The opening lines of Petula Clark’s Downtown go thus:
When you're alone and life is making you lonely / You can always go / Downtown / When you've got worries all the noise and the hurry / Seems to help I know
I have had my phases of life making me lonely, or worries weighing me down. And each time, I have found the perfect place to go is not necessarily downtown, it’s the market.
No seriously, I have used this hack since I was about 11 years old. It was one of those days when some existential question had got stuck in my pre-pubescent head and I was feeling utterly miserable despite the fact that I had had a rather decent day at school and was surrounded by people who loved me and people who I loved. I remember not being able to explain what was going through my mind, until I was sent to the market down the road on an errand - to get some veggies. When you are 11 that in itself might sound like an adventure, but what was astonishing was how my mood transformed when I went to the market. My previous visits had been with my dad and were strictly supervised, but this time I could look around and absorb the buzz. Suddenly just seeing people go about their lives all concentrated at one place made me feel lighter and feel alive; the question that was weighing me down long reduced to a fluff of a thought cloud, drifting away in the face of the heady winds of having glimpsed life itself.

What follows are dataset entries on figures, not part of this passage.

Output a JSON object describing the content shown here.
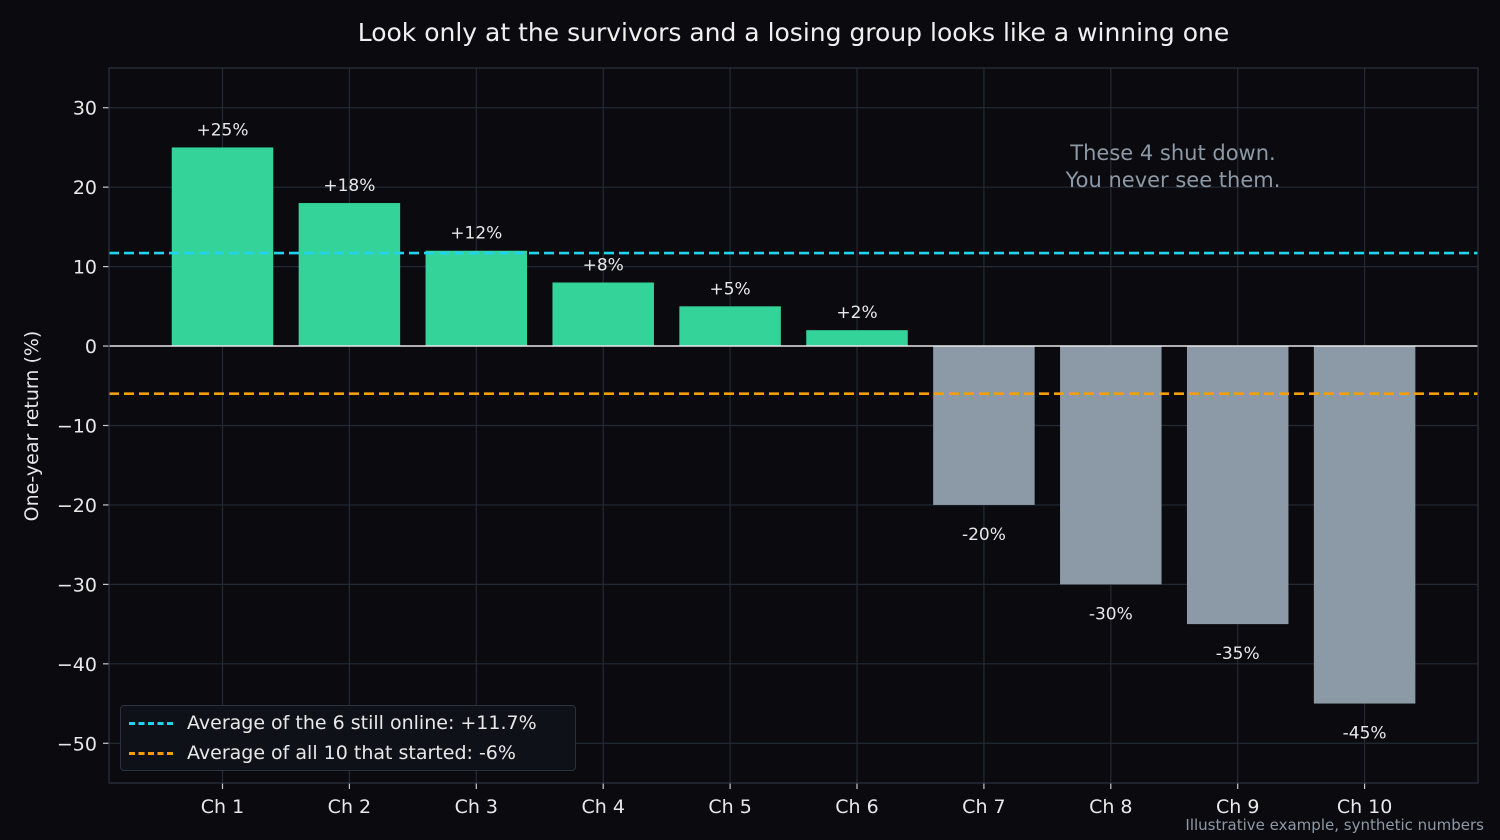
{
  "title": "Look only at the survivors and a losing group looks like a winning one",
  "footnote": "Illustrative example, synthetic numbers",
  "annotation": {
    "line1": "These 4 shut down.",
    "line2": "You never see them."
  },
  "legend": {
    "survivors_label": "Average of the 6 still online: +11.7%",
    "all_label": "Average of all 10 that started: -6%"
  },
  "colors": {
    "background": "#0b0b0f",
    "survivor_bar": "#34d399",
    "closed_bar": "#8c99a6",
    "survivor_avg_line": "#22d3ee",
    "all_avg_line": "#f59e0b",
    "grid": "#222a35"
  },
  "chart_data": {
    "type": "bar",
    "title": "Look only at the survivors and a losing group looks like a winning one",
    "xlabel": "",
    "ylabel": "One-year return (%)",
    "ylim": [
      -55,
      35
    ],
    "yticks": [
      30,
      20,
      10,
      0,
      -10,
      -20,
      -30,
      -40,
      -50
    ],
    "ytick_labels": [
      "30",
      "20",
      "10",
      "0",
      "−10",
      "−20",
      "−30",
      "−40",
      "−50"
    ],
    "grid": true,
    "legend_position": "bottom-left",
    "categories": [
      "Ch 1",
      "Ch 2",
      "Ch 3",
      "Ch 4",
      "Ch 5",
      "Ch 6",
      "Ch 7",
      "Ch 8",
      "Ch 9",
      "Ch 10"
    ],
    "values": [
      25,
      18,
      12,
      8,
      5,
      2,
      -20,
      -30,
      -35,
      -45
    ],
    "value_labels": [
      "+25%",
      "+18%",
      "+12%",
      "+8%",
      "+5%",
      "+2%",
      "-20%",
      "-30%",
      "-35%",
      "-45%"
    ],
    "survived": [
      true,
      true,
      true,
      true,
      true,
      true,
      false,
      false,
      false,
      false
    ],
    "reference_lines": [
      {
        "name": "Average of the 6 still online: +11.7%",
        "value": 11.7,
        "color": "#22d3ee"
      },
      {
        "name": "Average of all 10 that started: -6%",
        "value": -6,
        "color": "#f59e0b"
      }
    ]
  }
}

The market is a mythical place in economics - a place, physical or abstract, where buyers and sellers meet. Where the primal forces - supply and demand - collide in their raw, unfiltered form, and from the chaos of transactions and bargains emerges the signal that is Price telling us what’s scarce and what’s abundant. Its physical form is incredibly life affirming, whether you go visit a flower market early in the morning, or see a video of an old Timey stock market where brokers are screaming offers at each other. They remain places of interest - who hasn’t gone to Istanbul and not been mesmerised by the allure of the grand bazaar? They have been the conduit through which everything from ideas, to genes, to diseases, to ideology have spread - whether it’s ancient Mesopotamia or modern Manhattan.

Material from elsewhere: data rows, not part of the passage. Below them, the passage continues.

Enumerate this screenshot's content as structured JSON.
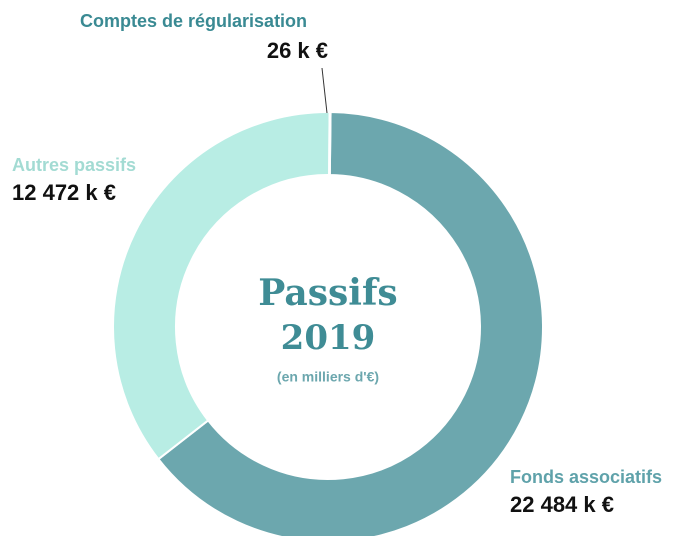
{
  "chart_data": {
    "type": "donut",
    "title": "Passifs",
    "subtitle": "2019",
    "note": "(en milliers d'€)",
    "categories": [
      "Fonds associatifs",
      "Autres passifs",
      "Comptes de régularisation"
    ],
    "values": [
      22484,
      12472,
      26
    ],
    "value_labels": [
      "22 484 k €",
      "12 472 k €",
      "26 k €"
    ],
    "colors": [
      "#6ca7ae",
      "#b8ede4",
      "#9fd6cf"
    ]
  }
}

After all, as sociologist Georg Simmel had written in 1900 -
“Exchange is one of the purest and most primitive forms of human socialization,” it creates “a society, in place of a mere collection of individuals.”
And where else do we find exchange at a fundamental level than at the market.

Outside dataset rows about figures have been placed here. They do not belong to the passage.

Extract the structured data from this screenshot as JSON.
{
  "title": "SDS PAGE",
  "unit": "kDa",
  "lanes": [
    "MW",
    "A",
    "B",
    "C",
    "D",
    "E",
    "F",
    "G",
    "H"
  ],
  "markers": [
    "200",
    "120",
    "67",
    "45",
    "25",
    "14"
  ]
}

During my days as a grad student in Philadelphia, I would often be exhausted by the weekend and slip into a sense of ennui so peculiar among PhD students (hey, what can I say, a doctorate is a super lonely affair) by noon on Sunday - regretting the week gone past, and dreading the one arriving in half a day. And every single time, to restore my sanity, there would be only one solution. I would walk down to the Reading Terminal market in downtown Philly. Not to buy anything in particular, although it offered a rich variety of things - from meat to mead, from groceries to gadgets. I would go to just watch people interact in a market, to take in that unmistakable buzz of life itself that characterises the joie de vivre of the bazaar. And one stroll around the market aisles later, I would be rejuvenated, ready to take the world on again, my worries and my bothers left far behind.
What I picked up as an 11-year-old has remained with me. As an econ student it resonates even more with me now, that the market is some kind of magic, a magic that makes your worldly botherations go POOF!